這是一首詠史詩。沈約是南朝齊、梁的文壇領袖,歷仕宋、齊、梁三朝,梁時為尚書仆射,封建昌縣侯,后宮至尚書令。據《梁書·沈約傳》載,沈約早歲為南齊武帝嫡長子文惠太子家令(太子屬官,掌刑獄、錢谷、飲食),頗受親厚,每入見,至日斜始出。后力勸蕭衍(梁武帝)篡齊,為梁輔佐之臣的元勛,作了尚書令(宰相)。他曾侍宴,其間有歌女的老師是前朝文惠太子時的宮人,梁武帝問她認識座中的客人嗎,她答道:“惟識沈家令?!边@首詩以這段史事為題材,寫宮人故國之情,刺權要變節之行,表現了作者的倫理道德感情和觀念。
詩一開始,即銜接標題的主語,寫文惠宮人的傷痛之情。她在滿座的權豪貴要中,只認得前朝的太子家令一人。他現在身居高位,昂然而坐,滿身榮華富貴,正受到新皇帝的恩寵,過去的一切他已忘得干干凈凈,這是怎樣的一種情景啊!她頓時低下頭,珠淚滾滾而下,打濕了衣服的大襟。這里有痛苦、羞辱、感慨、思舊、反省、無可奈何等等復雜情懷,語言文字難以說清,讀者自可體會。詩以一個前朝宮人在剎那間產生的感情開端,籠蓋全篇,凄惻動人。
后兩句寫她的意念活動。

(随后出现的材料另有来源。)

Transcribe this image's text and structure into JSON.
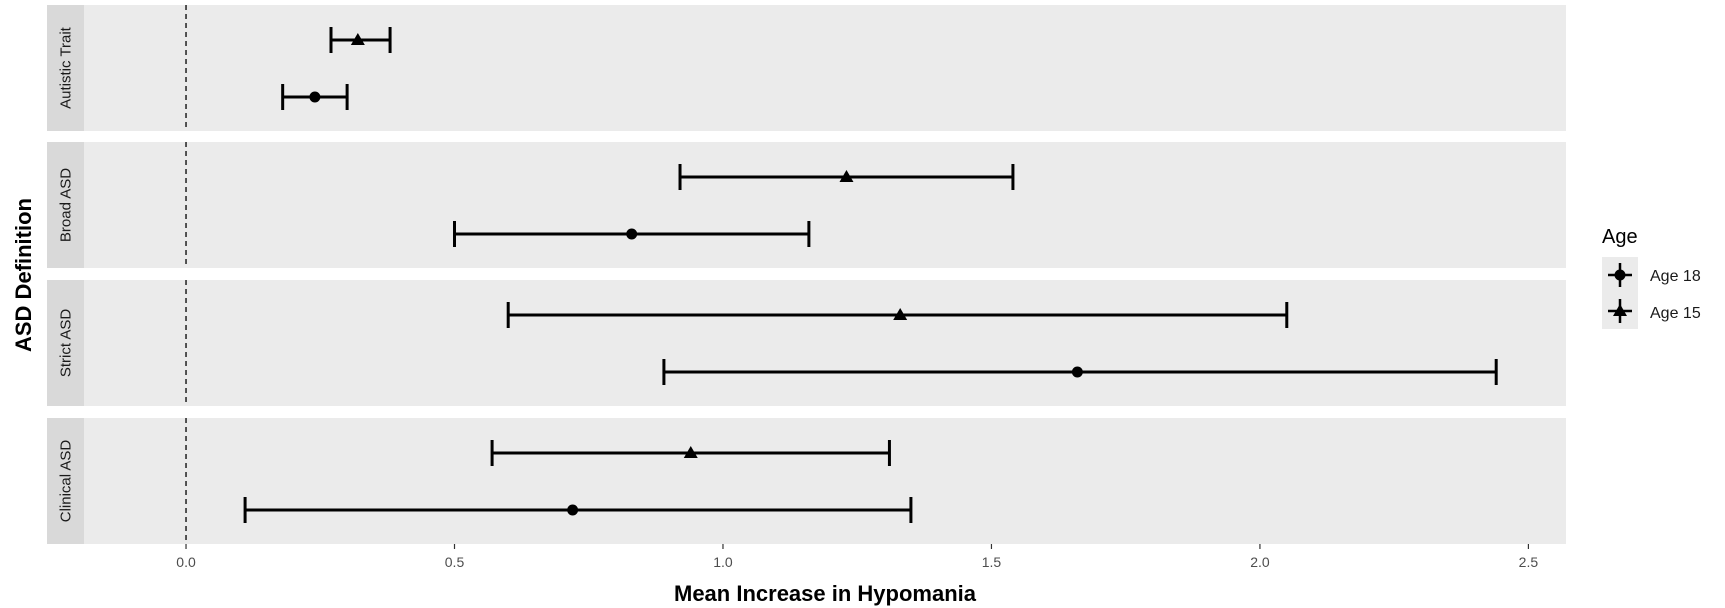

她沒有想到,在新朝代的輔佐之臣中,居于首位的才是一個今天叫做“沈尚書”的人。她對自己的發現感到驚詫,也迷惑不解。她似乎在回憶,他在先朝做太子家令時,不也像眼前一樣表現得很“忠”嗎?大官兒們的行事真是不易理解啊!“不知”二字寫她出乎意料的意念活動。“全”字含有深意,有“保全”、“成全”等含意,即眼前的“沈尚書”,在頻繁改朝換代之際,多么善于“保全”和“成全”自己啊!她在迷惘中似乎有所覺醒。同上面的感情活動(感情層面)的描寫一樣,后兩句的意念活動(理智層面)的描寫,也是意味深長的。
這首詠史詩究竟與時事有何對應,我們現在已很難猜測了,但對在政治風云變幻中那些朝秦暮楚的不倒翁來說,不失是一根鞭子,對讀者來說,具有幫助認識這種社會現象的彌足珍貴的意義,讓人看到人類歷史深處的某種病灶。
作者在選材上獨具慧眼,是本詩成功的一個重要因素。這是一個篡權之后的御宴場面,有皇帝、群臣、宮人等,朝臣中最顯赫者又是前朝寵臣,這本身就是一個包含信息量很大的戲劇性場面。詩人從倫理道德方向投一光束,照亮了這一題材的喜劇色彩,為全詩的美學展現奠定了真和善的基礎。另外,詩以一個前朝宮人作為抒情主人公,從她的眼睛、情感、意識去寫,這個審美導向的選擇更是本詩成功的一個重要因素。只寫她眼光盯著一個今天叫做“沈尚書”的人,在觀察、流淚、思索,蕩起情感波瀾,筆墨集中,不散不漫,細微而深刻。一個微不足道的下層人物有如此純真的心靈,那些峨冠博帶、器宇軒昂者的卑污靈魂便被映射得無地自容了。《升庵詩話》說:“唐彥謙絕句,用事隱僻而諷喻悠遠,似李義山。……首首有醞藉,堪吟詠”,此首正合。